RETRATOS HABLADOS

* Tutankamón y las maldiciones 

Hoy hace exactamente 92 años, un grupo de arqueólogos decidió abrir la tumba de Tutankamón, y con esa acción se desató una de las maldiciones más conocidas en la historia moderna del mundo. El joven faraón acabó, dicen, uno por uno con los que habían tenido la descortesía de poner al descubierto su osamenta.

 

            El asunto de las maldiciones es el pan de cada día en un país como el nuestro. A lo mejor sin la solemnidad de Tutankamón, pero igual con una intención mortal en contra de quien es dirigida.

            No pasa día sin que maldigamos con sentido fervor al que se nos puso enfrente del auto, que regularmente con taxistas igual de maldecidores; la suerte perra que de pronto nos informa que nunca de los nunca nos encontrará, y que a la edad que cumplimos lo mejor será guardar serena resignación.

            Si cada uno tuviera la oportunidad de escribir para ser guardado en el estuche que se llama ataúd o urna, según el gusto, las maldiciones que recibirán en un futuro lejano quienes se encuentren con nuestra tumba, seguramente nos encontraríamos con toda una colección de buena factura literaria.

            ¿A quién se animaría usted  legarle malos destinos ya difundo?

            La lista puede ser interminable o tal ve muy corta, pero guarda, sin duda alguna, un profundo rencor que no se va, a veces, ni con la muerte.        

            Tutankamón maldijo al que abriera su tumba.

            Usted, aquél otro, nosotros, seguramente no elevaríamos maldiciones por lo que puedan robarse de la cripta donde acabemos, sino de lo que nos quedó a deber la vida. Sí, hay algunos que están rebosantes de gracia por lo que han logrado, pero otros, tal vez la mayoría, no.
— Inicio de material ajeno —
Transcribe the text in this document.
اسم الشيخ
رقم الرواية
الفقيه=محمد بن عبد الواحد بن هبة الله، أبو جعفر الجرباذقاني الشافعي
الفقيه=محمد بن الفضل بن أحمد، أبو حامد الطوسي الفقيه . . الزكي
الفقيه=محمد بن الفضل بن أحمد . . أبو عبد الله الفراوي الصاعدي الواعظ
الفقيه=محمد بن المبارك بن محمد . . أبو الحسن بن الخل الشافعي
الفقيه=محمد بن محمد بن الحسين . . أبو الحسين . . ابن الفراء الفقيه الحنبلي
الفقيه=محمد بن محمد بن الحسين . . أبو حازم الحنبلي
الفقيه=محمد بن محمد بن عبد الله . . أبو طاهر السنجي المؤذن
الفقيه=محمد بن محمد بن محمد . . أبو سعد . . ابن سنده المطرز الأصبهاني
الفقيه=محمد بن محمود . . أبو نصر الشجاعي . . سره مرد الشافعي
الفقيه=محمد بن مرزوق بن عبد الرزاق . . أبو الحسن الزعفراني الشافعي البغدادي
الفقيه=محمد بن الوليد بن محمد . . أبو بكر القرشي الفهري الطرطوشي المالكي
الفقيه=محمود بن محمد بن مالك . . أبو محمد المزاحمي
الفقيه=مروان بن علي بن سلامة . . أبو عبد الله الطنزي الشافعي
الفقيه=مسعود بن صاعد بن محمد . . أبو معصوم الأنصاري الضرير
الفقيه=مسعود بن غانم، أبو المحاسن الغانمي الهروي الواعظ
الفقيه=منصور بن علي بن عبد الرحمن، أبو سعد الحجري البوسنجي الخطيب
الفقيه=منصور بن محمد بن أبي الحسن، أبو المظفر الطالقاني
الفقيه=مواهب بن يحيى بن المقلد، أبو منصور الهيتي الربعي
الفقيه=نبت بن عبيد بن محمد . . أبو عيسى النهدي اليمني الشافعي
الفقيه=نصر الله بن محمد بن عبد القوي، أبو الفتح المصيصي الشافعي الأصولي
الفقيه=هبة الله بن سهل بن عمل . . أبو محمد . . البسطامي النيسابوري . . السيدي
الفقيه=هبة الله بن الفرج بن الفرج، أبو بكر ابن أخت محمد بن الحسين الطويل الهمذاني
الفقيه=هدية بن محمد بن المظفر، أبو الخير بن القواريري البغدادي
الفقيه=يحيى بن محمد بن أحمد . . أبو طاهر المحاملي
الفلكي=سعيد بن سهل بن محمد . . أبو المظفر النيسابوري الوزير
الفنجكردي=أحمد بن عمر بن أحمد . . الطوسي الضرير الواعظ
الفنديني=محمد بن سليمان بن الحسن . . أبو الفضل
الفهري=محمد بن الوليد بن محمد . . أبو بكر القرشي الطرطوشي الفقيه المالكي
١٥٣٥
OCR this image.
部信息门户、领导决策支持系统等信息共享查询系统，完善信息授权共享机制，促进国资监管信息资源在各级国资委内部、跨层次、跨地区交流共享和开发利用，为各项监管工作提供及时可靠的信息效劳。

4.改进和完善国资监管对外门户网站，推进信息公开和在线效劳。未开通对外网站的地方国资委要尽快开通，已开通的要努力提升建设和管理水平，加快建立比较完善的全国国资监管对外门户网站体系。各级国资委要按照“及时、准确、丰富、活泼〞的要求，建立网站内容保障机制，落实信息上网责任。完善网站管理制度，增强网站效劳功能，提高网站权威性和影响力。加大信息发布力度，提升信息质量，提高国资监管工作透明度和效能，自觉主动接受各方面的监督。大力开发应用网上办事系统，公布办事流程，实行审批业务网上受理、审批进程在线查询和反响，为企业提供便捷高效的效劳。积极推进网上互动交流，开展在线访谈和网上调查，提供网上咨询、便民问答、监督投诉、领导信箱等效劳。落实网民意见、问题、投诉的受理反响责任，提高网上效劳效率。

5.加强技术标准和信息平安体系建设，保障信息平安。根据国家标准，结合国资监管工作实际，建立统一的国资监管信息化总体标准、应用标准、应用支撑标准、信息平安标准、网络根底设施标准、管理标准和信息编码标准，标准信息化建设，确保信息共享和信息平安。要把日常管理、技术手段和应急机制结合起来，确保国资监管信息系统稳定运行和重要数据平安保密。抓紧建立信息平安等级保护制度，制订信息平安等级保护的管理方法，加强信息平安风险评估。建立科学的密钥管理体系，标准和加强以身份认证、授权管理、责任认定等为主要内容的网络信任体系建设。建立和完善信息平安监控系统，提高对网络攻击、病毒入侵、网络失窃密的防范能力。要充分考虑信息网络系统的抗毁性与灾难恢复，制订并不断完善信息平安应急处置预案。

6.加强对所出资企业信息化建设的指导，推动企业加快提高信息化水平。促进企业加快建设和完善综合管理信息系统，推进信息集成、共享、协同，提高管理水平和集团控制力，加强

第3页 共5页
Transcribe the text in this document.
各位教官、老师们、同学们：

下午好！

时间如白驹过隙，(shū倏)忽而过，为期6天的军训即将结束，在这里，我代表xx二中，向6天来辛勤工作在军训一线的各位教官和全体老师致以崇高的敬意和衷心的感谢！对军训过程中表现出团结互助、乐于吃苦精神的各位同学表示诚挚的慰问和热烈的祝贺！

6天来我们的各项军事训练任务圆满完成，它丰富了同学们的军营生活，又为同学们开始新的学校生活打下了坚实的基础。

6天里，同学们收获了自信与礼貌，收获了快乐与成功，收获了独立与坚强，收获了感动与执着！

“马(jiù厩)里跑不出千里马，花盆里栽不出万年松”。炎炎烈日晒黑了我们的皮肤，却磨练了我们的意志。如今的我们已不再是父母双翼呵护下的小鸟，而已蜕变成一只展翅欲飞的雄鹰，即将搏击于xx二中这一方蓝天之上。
            El asunto sin embargo es que nadie ha podido comprobar que los que abrieron la tumba del faraón egipcio murieron víctima de los malos deseos del difunto. Es más, seguramente no fue así, pero es deber impregnar de algo mágico maldito la vida, y por eso es necesario creer que así fue.

            Con toda seguridad el pobre Tutankamón simplemente quedó calavera y ninguna de sus palabras tuvo efecto real.

            Pero tal vez sea el último cosuelo de un muerto: echarle maldiciones a quienes no lo quisieron en vida, a los que no lo ayudaron, a los que le mintieron, le engañaron.

            Es un consuelo tonto, pero al fin consuelo.

            Como quiera que sea hoy, hace 92 años que unos arqueólogos firmaron su sentencia de muerte al abrir el sarcófago con los restos del que a la postre fue responsable de su muerte.

            Uno está en la libertad de creer o no lo que sucedió, y también, por supuesto, de empezar una lista, tal vez interminable, de los que merecerán nuestras más sentidas maldiciones.

            Mil gracias, hasta mañana.